Purpose: The purpose of this study was threefold: (1) describe rates of mental health problems and healthy lifestyle behaviors across the Big 10 health professional faculty and students, (2) compare the health and healthy lifestyle behaviors of the Big 10 health sciences faculty and students across health sciences’ professions, and (3) identify factors predictive of depression, stress, and anxiety.

Methods: Faculty and students from eight health science colleges at the Big 10 Universities responded to the study survey, which included: demographics, healthy lifestyle behavior questions, and three valid/reliable mental health scales.
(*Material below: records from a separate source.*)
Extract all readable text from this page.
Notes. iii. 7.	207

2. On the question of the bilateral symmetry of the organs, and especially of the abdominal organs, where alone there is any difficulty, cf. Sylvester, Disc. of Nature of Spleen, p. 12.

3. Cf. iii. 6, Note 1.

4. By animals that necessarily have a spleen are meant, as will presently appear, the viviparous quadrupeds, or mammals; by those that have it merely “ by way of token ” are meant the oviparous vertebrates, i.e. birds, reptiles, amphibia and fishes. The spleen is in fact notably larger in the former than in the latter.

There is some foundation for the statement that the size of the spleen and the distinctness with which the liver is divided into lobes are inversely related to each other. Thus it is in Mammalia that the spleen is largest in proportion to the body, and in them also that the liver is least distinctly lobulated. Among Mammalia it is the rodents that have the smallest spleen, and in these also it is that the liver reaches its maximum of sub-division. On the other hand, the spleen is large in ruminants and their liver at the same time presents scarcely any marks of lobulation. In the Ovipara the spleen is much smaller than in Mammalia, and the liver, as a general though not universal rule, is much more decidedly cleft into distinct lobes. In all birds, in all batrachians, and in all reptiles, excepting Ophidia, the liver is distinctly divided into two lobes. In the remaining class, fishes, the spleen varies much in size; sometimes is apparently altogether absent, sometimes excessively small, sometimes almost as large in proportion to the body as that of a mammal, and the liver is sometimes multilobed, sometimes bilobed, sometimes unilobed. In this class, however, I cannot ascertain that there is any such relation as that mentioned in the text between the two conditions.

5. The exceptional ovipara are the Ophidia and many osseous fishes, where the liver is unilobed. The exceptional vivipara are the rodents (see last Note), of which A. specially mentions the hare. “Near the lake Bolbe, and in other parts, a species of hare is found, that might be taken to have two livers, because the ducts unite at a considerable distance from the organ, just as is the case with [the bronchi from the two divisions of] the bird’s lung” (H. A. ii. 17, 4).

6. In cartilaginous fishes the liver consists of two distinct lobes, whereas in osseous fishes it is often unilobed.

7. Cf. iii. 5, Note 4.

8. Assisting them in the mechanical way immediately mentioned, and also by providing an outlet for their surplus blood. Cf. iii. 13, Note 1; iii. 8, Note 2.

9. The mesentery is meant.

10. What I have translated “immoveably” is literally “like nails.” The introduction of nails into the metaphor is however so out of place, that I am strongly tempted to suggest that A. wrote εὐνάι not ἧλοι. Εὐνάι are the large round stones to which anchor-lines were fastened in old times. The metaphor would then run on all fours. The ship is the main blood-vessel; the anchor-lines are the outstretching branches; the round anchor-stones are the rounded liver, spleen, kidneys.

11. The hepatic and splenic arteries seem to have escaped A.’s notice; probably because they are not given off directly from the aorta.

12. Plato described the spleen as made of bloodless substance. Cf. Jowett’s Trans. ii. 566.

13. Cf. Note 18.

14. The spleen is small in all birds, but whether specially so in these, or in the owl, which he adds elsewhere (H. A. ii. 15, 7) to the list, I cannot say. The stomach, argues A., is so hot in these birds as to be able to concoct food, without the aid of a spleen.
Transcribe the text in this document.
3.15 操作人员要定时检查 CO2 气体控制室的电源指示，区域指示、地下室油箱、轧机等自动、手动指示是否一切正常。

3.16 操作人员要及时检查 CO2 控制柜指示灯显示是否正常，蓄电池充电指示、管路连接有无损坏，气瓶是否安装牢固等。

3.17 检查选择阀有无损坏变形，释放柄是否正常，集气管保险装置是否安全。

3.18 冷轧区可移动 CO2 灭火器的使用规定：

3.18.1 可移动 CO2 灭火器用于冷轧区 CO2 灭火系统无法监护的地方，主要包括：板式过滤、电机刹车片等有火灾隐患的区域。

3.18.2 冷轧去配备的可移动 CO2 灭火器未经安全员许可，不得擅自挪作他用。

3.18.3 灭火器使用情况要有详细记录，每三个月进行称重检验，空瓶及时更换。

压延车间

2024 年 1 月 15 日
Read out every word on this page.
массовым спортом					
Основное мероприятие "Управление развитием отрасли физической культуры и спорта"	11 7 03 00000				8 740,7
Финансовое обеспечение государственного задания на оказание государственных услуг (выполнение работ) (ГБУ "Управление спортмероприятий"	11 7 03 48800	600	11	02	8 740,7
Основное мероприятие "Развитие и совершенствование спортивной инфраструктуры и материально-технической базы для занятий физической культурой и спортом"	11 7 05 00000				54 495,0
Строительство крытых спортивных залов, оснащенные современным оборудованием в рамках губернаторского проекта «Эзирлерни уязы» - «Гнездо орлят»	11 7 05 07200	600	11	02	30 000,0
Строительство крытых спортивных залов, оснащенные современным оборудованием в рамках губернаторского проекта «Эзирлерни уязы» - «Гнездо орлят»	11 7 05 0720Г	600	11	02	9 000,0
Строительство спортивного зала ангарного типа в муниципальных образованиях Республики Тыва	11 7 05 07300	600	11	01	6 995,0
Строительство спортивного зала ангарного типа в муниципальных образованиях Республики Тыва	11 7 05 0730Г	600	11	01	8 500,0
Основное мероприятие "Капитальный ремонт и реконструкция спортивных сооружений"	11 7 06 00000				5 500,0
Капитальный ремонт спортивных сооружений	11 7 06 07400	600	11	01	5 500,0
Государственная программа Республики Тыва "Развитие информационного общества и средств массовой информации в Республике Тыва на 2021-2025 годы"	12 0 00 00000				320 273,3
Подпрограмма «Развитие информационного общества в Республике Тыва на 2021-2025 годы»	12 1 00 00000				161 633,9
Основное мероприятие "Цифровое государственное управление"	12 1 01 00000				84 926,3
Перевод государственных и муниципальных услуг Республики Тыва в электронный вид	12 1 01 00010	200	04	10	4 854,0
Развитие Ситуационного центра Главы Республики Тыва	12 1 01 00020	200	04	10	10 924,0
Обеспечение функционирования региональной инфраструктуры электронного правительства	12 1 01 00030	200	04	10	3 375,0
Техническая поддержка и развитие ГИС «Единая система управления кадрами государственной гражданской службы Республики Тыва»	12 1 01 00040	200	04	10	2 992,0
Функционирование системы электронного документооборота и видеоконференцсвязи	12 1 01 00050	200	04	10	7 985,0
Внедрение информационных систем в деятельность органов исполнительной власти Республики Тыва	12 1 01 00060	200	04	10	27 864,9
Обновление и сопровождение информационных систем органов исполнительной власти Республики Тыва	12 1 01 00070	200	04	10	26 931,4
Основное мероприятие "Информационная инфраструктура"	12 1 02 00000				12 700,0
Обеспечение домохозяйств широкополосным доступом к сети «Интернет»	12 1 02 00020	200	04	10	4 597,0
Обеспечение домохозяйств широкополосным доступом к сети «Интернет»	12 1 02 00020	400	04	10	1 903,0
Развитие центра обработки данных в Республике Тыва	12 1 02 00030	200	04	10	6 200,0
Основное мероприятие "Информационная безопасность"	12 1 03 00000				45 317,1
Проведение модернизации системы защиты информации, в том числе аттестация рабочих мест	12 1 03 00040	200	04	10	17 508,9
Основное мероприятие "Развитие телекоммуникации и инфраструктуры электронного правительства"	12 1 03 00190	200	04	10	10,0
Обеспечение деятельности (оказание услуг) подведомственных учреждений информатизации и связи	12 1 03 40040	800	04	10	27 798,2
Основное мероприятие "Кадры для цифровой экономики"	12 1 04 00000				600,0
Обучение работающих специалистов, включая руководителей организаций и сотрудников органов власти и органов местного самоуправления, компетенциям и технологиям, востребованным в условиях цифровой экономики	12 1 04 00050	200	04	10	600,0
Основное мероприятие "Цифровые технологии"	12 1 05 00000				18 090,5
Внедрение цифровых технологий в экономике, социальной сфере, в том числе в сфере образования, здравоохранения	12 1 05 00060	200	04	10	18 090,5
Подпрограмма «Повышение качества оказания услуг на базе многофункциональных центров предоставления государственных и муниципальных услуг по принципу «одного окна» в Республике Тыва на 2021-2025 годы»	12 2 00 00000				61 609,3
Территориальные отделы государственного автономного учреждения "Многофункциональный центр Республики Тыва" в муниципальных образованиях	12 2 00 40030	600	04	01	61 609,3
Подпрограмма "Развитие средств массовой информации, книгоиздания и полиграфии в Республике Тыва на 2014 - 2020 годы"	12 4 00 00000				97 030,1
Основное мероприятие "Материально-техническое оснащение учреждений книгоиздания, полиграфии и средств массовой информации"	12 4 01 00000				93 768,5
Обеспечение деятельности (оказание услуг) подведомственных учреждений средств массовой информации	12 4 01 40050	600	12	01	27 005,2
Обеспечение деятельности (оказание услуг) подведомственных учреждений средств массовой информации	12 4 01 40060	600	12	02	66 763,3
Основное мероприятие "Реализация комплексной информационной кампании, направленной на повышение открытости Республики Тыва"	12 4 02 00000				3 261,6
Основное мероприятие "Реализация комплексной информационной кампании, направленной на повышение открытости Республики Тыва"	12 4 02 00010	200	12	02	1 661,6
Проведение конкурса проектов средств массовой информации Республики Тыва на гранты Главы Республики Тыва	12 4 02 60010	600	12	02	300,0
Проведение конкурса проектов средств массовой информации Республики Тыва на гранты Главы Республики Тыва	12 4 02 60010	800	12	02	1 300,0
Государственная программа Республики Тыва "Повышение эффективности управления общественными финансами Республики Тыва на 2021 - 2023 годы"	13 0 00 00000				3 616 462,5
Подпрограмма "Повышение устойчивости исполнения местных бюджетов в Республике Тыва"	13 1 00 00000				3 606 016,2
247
Descriptive statistics described the findings and multiple linear regression identified factors associated with mental health conditions.

Results: Eight-hundred and sixty-nine faculty and 1087 students responded. Approximately 50% of faculty and students reported 7 h of sleep/night, a third achieved 150 min of physical activity/week; 5.5%–9.9% screened positive for depression; and 11.5%–25.5% had anxiety. Age, sleep, and physical activity were associated with lower depression and anxiety.